Friday, June 3, 2011

Nuclear-Free Germany--- Science © 1007

What Will a Nuclear-Free Germany Cost?

 
Power swap: Chancellor Merkel proposes to shut down nuclear power plants, such as this 806-megawatt reactor at Brunsbüttel on Germany’s North Sea coast. The primary replacement: farms of wind turbines, such as the 5-megawatt model at Brunsbüttel.
Credit: Dirk Ingo Franke
Merkel's plan to exchange nuclear reactors for offshore wind farms and a stronger grid could cost more than expected.
German Chancellor Angela Merkel this week released a detailed proposal to close all of Germany's 17 nuclear reactors by 2022. Merkel promises an orderly transition to replace nuclear power, which accounts for nearly one-quarter of the country's supply, with renewable power. But opposition from reactor operators could inflate the cost of that transition.

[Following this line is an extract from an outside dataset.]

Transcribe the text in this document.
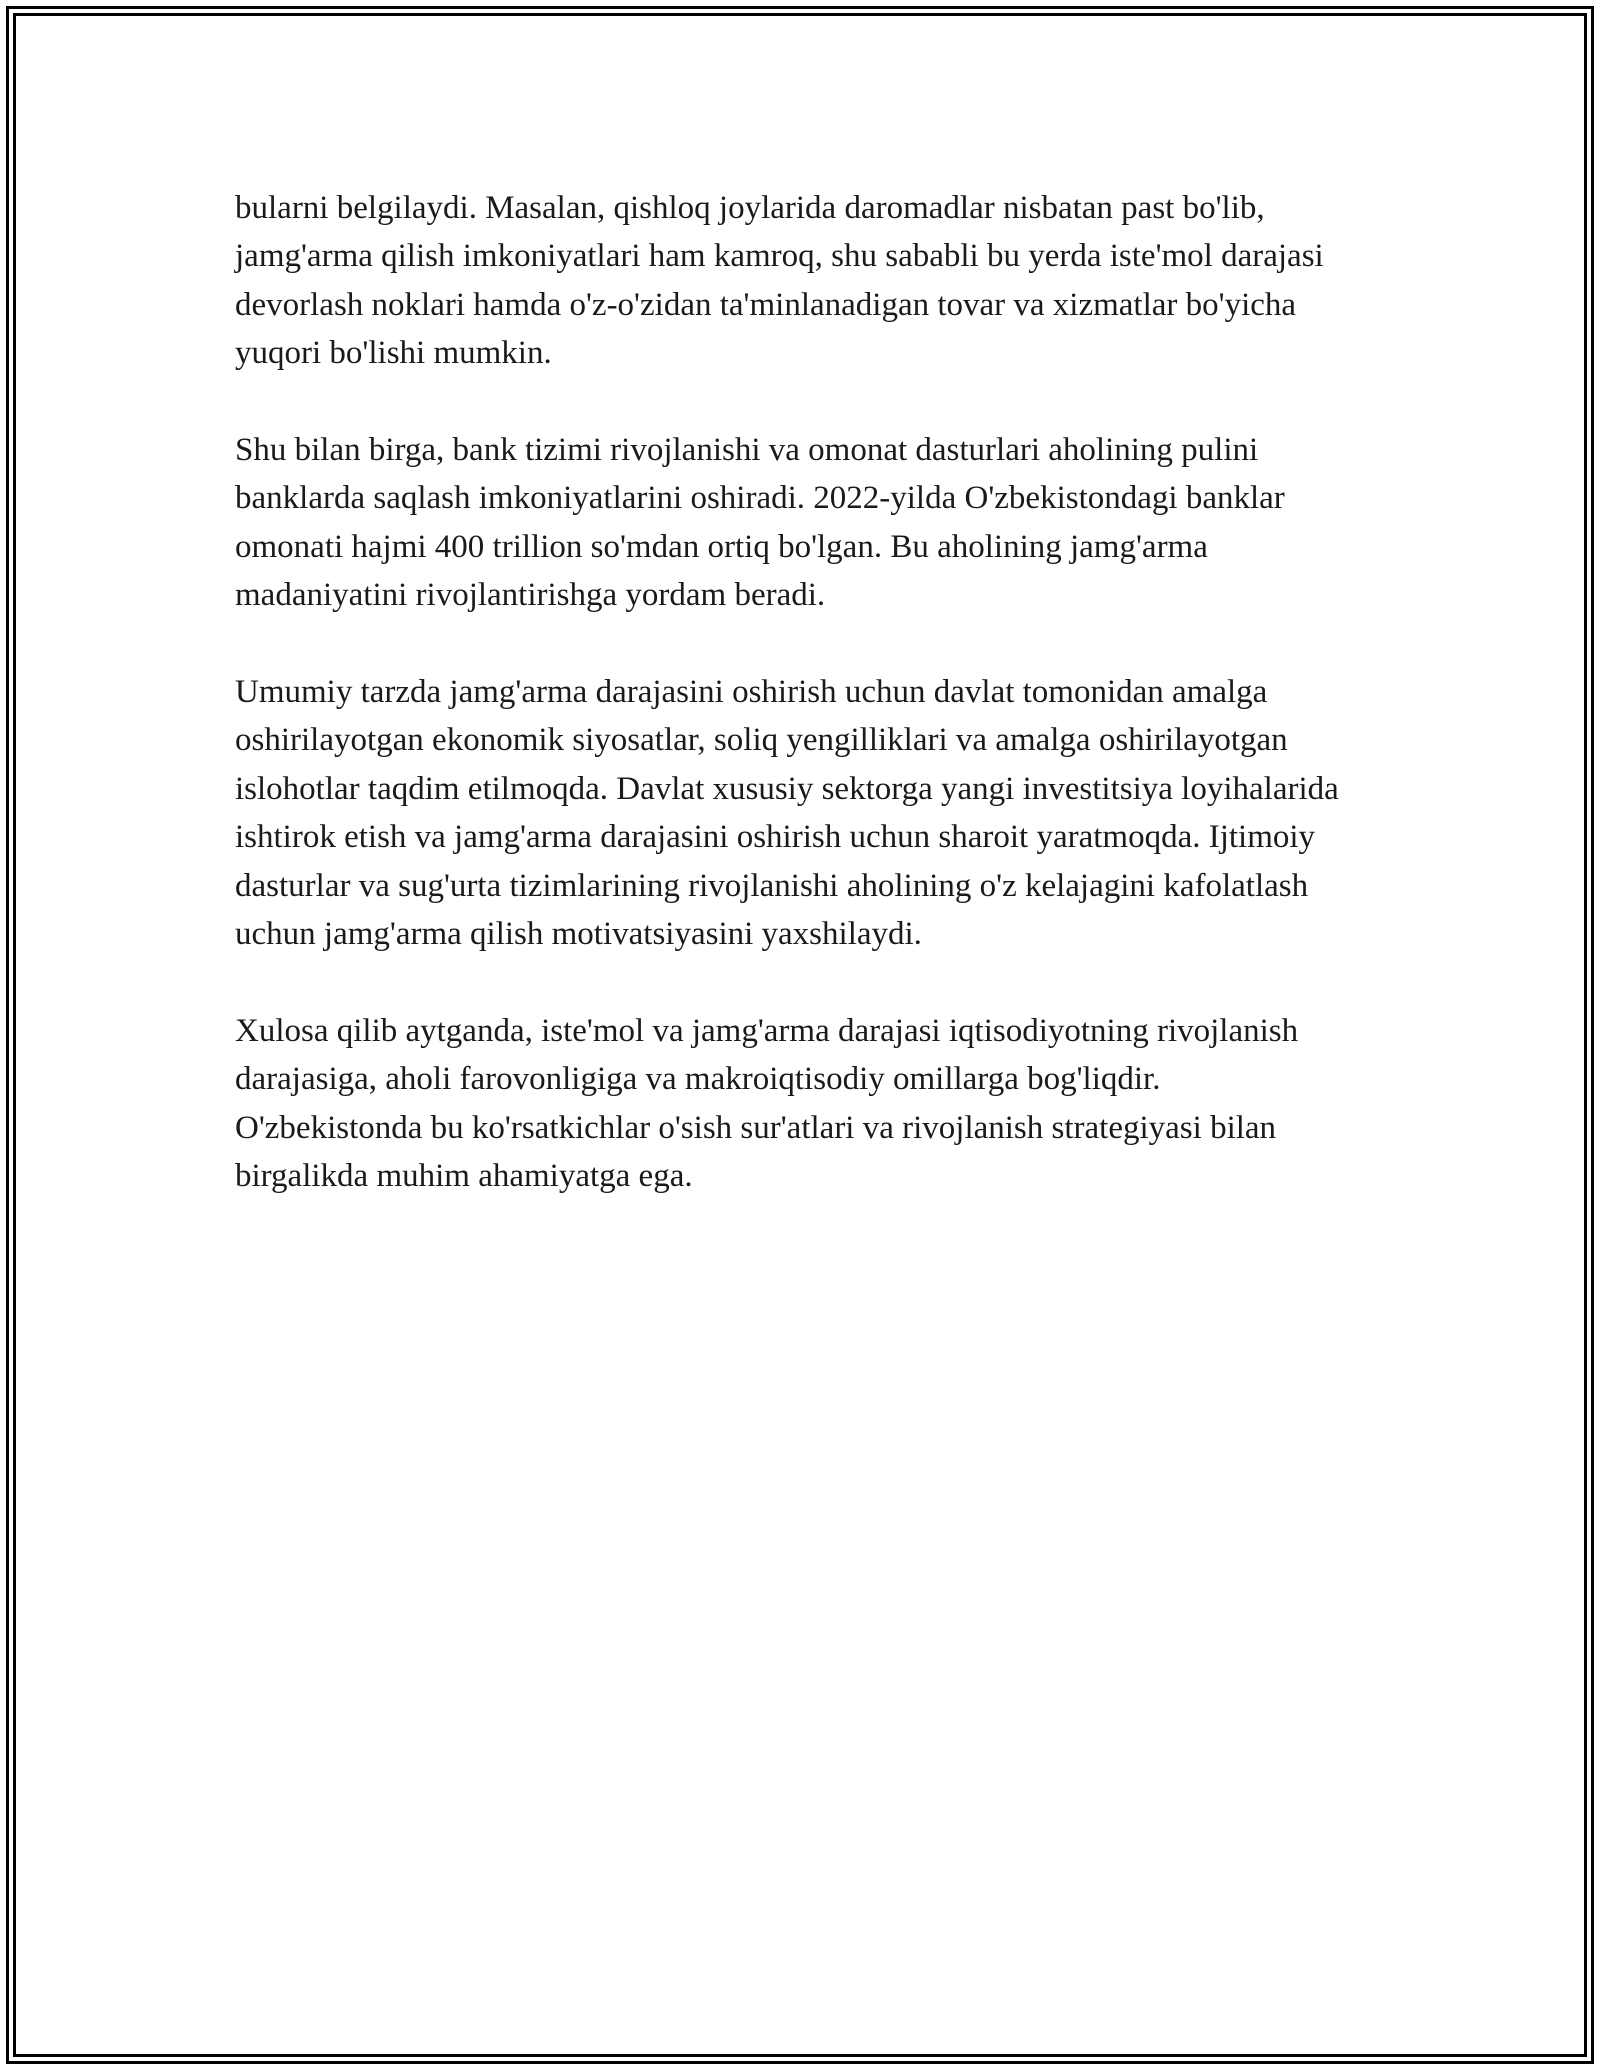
bularni belgilaydi. Masalan, qishloq joylarida daromadlar nisbatan past bo'lib, jamg'arma qilish imkoniyatlari ham kamroq, shu sababli bu yerda iste'mol darajasi devorlash noklari hamda o'z-o'zidan ta'minlanadigan tovar va xizmatlar bo'yicha yuqori bo'lishi mumkin.

Shu bilan birga, bank tizimi rivojlanishi va omonat dasturlari aholining pulini banklarda saqlash imkoniyatlarini oshiradi. 2022-yilda O'zbekistondagi banklar omonati hajmi 400 trillion so'mdan ortiq bo'lgan. Bu aholining jamg'arma madaniyatini rivojlantirishga yordam beradi.

Umumiy tarzda jamg'arma darajasini oshirish uchun davlat tomonidan amalga oshirilayotgan ekonomik siyosatlar, soliq yengilliklari va amalga oshirilayotgan islohotlar taqdim etilmoqda. Davlat xususiy sektorga yangi investitsiya loyihalarida ishtirok etish va jamg'arma darajasini oshirish uchun sharoit yaratmoqda. Ijtimoiy dasturlar va sug'urta tizimlarining rivojlanishi aholining o'z kelajagini kafolatlash uchun jamg'arma qilish motivatsiyasini yaxshilaydi.

Xulosa qilib aytganda, iste'mol va jamg'arma darajasi iqtisodiyotning rivojlanish darajasiga, aholi farovonligiga va makroiqtisodiy omillarga bog'liqdir. O'zbekistonda bu ko'rsatkichlar o'sish sur'atlari va rivojlanish strategiyasi bilan birgalikda muhim ahamiyatga ega.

The construction of new reactors in various countries has slowed in the wake of Japan's Fukushima nuclear accident, but Merkel's plan would make Germany the first to scrap nuclear altogether.

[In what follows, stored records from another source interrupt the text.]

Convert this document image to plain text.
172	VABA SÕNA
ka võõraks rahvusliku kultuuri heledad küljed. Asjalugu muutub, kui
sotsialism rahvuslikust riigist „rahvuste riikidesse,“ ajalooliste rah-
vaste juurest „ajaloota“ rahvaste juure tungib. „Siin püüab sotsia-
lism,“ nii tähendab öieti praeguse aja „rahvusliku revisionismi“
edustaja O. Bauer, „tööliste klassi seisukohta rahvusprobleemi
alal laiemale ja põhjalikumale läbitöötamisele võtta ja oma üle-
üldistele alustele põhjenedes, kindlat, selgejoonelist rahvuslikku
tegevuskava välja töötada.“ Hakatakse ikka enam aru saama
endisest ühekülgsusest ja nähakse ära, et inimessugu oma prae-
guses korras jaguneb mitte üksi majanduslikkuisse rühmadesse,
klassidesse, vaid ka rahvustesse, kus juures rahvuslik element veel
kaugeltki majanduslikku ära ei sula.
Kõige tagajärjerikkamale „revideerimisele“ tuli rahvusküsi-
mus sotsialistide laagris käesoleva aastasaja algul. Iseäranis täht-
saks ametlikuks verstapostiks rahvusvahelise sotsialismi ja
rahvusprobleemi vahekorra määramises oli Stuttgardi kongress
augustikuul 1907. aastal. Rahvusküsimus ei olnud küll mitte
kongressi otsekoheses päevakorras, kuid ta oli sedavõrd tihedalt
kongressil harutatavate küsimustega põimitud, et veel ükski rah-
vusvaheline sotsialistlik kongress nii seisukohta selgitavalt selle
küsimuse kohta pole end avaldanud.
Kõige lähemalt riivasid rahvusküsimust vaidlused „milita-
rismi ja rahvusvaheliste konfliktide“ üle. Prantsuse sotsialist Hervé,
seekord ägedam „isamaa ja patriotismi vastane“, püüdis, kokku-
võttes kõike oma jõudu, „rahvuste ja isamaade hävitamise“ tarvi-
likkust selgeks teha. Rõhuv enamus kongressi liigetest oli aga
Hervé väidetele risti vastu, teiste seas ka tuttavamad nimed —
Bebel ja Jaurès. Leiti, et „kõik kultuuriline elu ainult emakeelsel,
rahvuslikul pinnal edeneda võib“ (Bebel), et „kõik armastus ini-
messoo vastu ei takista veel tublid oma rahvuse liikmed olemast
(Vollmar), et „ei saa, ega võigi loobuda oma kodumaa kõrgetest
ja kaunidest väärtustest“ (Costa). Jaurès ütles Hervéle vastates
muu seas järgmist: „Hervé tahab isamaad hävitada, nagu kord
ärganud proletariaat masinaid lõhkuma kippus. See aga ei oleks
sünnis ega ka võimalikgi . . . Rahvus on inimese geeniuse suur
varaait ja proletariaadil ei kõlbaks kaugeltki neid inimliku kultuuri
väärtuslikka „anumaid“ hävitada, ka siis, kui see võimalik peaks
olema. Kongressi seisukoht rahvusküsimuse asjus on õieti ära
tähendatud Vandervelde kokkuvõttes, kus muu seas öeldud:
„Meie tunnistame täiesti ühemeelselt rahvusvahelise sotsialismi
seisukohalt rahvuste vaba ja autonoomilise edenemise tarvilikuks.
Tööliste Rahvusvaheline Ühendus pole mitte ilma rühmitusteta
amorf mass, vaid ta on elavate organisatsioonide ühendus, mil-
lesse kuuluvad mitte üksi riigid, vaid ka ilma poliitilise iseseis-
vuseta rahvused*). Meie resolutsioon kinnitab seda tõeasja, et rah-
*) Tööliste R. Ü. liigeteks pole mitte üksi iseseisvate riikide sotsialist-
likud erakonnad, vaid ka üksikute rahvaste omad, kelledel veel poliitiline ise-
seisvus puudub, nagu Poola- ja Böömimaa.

The proposal could have a number of impacts on Germany's energy supply. Federal Economics Minister Philipp Rösler has estimated that the plan would raise power costs to German consumers by roughly one cent per kilowatt-hour, which translates to an annual increase of roughly 35 to 40 Euros ($50 to $57) per household. But Rösler's modest price tag assumes that the government will defray the cost of building offshore wind farms—currently Germany's smallest power source—to provide one-fifth of generation within two decades.
Blackouts are a near-term concern because, under Merkel's plan, Germany's eight oldest reactors—seven of which she ordered offline for safety inspections in March, and another undergoing maintenance—would never run again, and ramping up supply from other sources could prove difficult. Germany's Federal Network Agency has determined that southern Germany, which stands to lose five reactors producing 5,200 megawatts, could run short of power this winter. During cold snaps, demand for power is at a peak, and output from Germany's more than 17,000 megawatts' worth of solar capacity is also at a minimum. Electricity imports are also harder to come by during the winter, as neighboring countries confront their own power peaks.
Merkel's plan seeks to counter the blackout threat over the next two years by keeping some of the shuttered reactors in "cold reserve," ready to be restarted in a pinch. For the longer term, it proposes a doubling of renewable power generation, from 17 percent now to 35 percent of supply by 2020, and power grid expansions to share that power around the country. "We need an entirely new architecture for our energy system," Merkel acknowledged on Monday in a statement distributed by Germany's embassies.